Do the clothes make the person, or does the person wear the clothes? Maybe it's a bit of both.
MR166
1 / 5 (1) Feb 12, 2017
""We all know that the police generally do an excellent job, but there has also been a great deal of public discourse about biased policing in North America over recent years," "

Charles Barkley has explained the situation to a tee, "bad stuff happens when you resist arrest". More people are shot each year in Chicago than all of US soldiers killed in Iraq and Afghanistan to date. How would you like to be a policeman patrolling those streets?
MR166
1 / 5 (1) Feb 12, 2017
I saw a New York City police training video years back that really enlightened me. Police were telling a suspect to keep his hands up and stay still. He continued to act nervous with a lot of hand movement but they were mostly up. He moves as before and then just like a magician distracts you, draws a gun and fires. Of course this was a staged encounter but it did prove a valuable point about the danger involved.
TheGhostofOtto1923
5 / 5 (2) Feb 13, 2017
"We all know that the police generally do an excellent job, but there has also been a great deal of public discourse about biased policing in North America over recent years"

-BECAUSE we had an election coming up and people were being polarized on purpose. Didnt work very well did it? Dems lost at every level. Whos bright idea was that?
Pengition
not rated yet Feb 13, 2017
"I saw a New York City police training video years back that really enlightened me. Police were telling a suspect to keep his hands up and stay still. He continued to act nervous with a lot of hand movement but they were mostly up. He moves as before and then just like a magician distracts you, draws a gun and fires. Of course this was a staged encounter but it did prove a valuable point about the danger involved."
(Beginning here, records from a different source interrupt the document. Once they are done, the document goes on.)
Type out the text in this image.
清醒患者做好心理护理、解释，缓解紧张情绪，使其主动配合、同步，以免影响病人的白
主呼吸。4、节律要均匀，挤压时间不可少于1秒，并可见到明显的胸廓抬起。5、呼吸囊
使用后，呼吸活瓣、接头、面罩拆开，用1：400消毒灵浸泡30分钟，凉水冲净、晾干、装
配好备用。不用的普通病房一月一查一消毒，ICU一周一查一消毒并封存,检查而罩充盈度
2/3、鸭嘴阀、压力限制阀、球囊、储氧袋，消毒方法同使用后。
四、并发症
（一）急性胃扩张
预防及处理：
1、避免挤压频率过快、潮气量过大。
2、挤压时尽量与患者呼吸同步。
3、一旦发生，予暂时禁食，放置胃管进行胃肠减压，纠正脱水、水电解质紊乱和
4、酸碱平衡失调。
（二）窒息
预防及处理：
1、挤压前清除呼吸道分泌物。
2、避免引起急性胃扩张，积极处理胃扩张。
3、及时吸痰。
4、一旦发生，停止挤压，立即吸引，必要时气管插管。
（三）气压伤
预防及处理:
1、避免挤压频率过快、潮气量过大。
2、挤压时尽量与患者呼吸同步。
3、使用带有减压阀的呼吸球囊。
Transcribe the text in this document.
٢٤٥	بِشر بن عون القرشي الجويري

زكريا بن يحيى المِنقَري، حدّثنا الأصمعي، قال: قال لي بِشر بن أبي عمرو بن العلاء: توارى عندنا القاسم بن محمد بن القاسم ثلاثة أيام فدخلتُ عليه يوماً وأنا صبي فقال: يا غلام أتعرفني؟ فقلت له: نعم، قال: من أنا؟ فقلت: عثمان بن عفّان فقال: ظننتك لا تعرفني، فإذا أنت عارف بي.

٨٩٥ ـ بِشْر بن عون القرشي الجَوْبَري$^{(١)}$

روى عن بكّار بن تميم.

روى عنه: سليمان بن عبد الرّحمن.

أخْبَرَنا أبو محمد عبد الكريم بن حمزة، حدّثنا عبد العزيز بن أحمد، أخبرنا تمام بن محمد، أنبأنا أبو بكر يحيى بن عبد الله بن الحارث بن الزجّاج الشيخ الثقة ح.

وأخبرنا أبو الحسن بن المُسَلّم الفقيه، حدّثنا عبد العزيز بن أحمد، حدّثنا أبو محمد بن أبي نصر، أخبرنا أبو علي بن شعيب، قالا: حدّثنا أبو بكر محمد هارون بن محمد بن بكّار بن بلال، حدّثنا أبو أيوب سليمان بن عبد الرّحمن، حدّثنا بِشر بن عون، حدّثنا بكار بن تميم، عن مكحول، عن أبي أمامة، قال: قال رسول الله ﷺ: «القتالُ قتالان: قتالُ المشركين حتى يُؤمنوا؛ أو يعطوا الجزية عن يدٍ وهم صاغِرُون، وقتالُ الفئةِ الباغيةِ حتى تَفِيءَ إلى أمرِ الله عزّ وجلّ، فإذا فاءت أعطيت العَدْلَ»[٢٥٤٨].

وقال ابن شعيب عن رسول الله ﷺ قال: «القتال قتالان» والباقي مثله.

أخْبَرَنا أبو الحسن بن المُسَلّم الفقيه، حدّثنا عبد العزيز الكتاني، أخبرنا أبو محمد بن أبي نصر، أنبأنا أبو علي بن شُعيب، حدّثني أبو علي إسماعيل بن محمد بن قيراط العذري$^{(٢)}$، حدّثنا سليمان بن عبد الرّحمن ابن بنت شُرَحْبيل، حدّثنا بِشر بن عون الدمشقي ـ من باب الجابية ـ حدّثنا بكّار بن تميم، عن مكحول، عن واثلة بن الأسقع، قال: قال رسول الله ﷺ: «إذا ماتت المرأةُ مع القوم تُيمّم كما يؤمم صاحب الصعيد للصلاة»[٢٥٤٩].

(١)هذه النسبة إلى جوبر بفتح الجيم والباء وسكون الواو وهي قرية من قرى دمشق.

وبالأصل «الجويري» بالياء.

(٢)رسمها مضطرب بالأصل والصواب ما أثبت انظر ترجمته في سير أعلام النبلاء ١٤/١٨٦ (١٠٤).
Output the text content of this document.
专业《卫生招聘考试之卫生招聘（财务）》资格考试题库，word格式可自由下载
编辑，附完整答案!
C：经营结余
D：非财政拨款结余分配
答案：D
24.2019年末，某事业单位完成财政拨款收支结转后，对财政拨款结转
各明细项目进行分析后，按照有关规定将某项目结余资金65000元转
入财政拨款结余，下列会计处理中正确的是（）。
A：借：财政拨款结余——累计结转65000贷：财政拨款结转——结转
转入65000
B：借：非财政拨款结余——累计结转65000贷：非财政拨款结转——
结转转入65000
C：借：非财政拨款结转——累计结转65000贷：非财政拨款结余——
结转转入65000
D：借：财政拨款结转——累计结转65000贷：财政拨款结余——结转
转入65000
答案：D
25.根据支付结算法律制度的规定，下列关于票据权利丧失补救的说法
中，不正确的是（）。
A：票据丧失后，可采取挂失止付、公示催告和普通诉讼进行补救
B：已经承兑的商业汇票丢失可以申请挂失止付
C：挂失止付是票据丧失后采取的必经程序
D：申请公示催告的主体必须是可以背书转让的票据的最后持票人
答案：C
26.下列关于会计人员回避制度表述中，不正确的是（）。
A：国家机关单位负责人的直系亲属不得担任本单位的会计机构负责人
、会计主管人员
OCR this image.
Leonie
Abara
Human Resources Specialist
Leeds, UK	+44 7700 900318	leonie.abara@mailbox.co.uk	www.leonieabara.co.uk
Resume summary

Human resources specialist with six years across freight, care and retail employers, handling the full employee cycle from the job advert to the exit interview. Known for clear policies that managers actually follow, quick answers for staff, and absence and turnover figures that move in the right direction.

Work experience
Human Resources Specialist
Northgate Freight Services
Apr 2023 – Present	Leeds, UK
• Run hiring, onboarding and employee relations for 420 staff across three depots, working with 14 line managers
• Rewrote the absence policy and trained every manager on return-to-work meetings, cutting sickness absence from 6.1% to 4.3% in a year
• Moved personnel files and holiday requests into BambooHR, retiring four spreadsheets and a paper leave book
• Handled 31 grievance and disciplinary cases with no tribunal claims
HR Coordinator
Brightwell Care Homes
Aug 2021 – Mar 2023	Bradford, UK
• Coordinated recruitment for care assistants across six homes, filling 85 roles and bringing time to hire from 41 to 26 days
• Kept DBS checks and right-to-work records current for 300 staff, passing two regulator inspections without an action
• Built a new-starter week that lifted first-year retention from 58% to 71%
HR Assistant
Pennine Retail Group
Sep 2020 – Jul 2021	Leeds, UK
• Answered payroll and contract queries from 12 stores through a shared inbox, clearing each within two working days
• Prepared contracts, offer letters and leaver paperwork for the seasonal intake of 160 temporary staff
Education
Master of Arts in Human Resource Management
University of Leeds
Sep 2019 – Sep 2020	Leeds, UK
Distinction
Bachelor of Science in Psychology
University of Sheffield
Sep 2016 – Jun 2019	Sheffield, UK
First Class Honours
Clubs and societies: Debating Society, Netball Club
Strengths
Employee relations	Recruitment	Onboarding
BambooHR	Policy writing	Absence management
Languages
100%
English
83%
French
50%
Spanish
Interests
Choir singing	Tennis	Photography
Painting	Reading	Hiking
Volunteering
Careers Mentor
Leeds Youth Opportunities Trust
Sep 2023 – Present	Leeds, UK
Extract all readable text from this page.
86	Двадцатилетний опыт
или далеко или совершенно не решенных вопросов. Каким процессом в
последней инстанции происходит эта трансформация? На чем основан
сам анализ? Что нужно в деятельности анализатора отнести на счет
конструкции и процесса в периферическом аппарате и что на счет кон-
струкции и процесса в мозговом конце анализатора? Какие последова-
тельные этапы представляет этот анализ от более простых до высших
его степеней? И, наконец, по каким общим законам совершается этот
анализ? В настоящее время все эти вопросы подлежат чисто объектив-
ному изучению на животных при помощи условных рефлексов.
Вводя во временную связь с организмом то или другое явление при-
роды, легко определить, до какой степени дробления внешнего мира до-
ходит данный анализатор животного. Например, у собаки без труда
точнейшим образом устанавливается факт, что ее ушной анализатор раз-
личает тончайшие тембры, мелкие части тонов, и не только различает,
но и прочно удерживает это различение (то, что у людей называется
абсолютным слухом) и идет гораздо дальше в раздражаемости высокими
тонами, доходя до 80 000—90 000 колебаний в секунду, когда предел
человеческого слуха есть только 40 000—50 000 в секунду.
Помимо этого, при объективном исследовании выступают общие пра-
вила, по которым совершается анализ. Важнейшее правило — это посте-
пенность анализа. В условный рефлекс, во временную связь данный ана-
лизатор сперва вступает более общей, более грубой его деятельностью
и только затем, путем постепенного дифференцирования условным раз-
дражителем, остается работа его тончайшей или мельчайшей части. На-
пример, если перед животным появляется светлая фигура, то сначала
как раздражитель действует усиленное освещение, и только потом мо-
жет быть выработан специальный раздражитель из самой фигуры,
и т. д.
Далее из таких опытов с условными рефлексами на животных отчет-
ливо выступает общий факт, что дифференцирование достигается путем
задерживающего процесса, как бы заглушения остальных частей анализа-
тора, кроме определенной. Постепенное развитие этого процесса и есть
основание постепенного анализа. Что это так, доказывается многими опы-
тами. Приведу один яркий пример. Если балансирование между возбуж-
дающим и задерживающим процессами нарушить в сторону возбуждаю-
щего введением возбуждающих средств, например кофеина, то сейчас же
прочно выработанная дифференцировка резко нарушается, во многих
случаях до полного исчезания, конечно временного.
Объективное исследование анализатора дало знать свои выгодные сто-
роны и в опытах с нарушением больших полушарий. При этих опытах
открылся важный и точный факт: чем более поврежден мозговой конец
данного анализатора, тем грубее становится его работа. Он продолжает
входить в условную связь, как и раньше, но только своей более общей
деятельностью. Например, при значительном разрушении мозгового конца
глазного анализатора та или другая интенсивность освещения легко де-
It's a small wonder that we have issues with cops nowadays when they're being trained to be afraid of guns (warranted or not) in the most mundane situations.
MR166
1 / 5 (1) Feb 13, 2017
"It's a small wonder that we have issues with cops nowadays when they're being trained to be afraid of guns (warranted or not) in the most mundane situations."

While I am extremely pro 2nd amendment I can easily understand where police can be spooked by the possibility of a suspect having a gun. There are many cities in the US where people would not think twice about shooting a cop or even you for that matter. In fact it would be something to brag about.